With the virtual reality glasses you can simulate real boxing situations.
With the virtual reality glasses you can simulate real boxing situations.

© Radio France – Manon Derdevite

Each session lasts 3 minutes and feels like a real boxing match. The helmets have been used by Olympic-qualified boxers for months, with training sessions that are as close to reality as possible. “We use motion capture systems, like in animated films, to capture the real movements of the professionals, so we have a realistic opponent who can really use this headset for high-level training.”“It’s a very good idea,” explains Richard Kolpa.

Virtual Reality Headset to Enhance Motorcyclist Attacks

Racing researchers are also working on another AI, this time to improve cyclists’ performance during attacks. “The goal is to learn how to counter a platoon attack in virtual reality.”Wearing virtual reality glasses, the cyclist rides an exercise bike, sees other cyclists in front of him and has to overtake them as quickly as possible, explains Frank Moulton, research director at INRIA in Rennes and head of the MimeTIC team, which studies and analyses human movement. “We will be able to generate a lot of different attacks that are more or less easy to detect, and so cyclists in virtual reality will learn to detect these weak signals, anticipate the attack, and be able to start at exactly the same time as the attacker and the force.”

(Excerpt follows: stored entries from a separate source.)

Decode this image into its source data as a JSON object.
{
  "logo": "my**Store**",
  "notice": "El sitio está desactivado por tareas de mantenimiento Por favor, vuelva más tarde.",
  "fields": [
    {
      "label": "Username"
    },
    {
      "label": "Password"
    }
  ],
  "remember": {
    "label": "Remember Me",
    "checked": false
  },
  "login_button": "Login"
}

These virtual reality glasses allow cyclists to improve their attacks.
These virtual reality glasses allow cyclists to improve their attacks.

© Radio France – Manon Derdevite

A technology developed by collecting information in the field with an analysis of the movements of real cyclists. It is currently in the planning phase and will soon be used by professional cyclists. The Horizon Europe project “ShareSpace” is led by the DFKI in Germany. The work is carried out by the MimeTIC team, a joint project of Iniria, the University of Rennes 2, the University of Rennes, the School of Environmental Sciences of Rennes and the National Centre for Scientific Research.

All these innovations can be tested for free by the general public at the French club during the Olympic Games.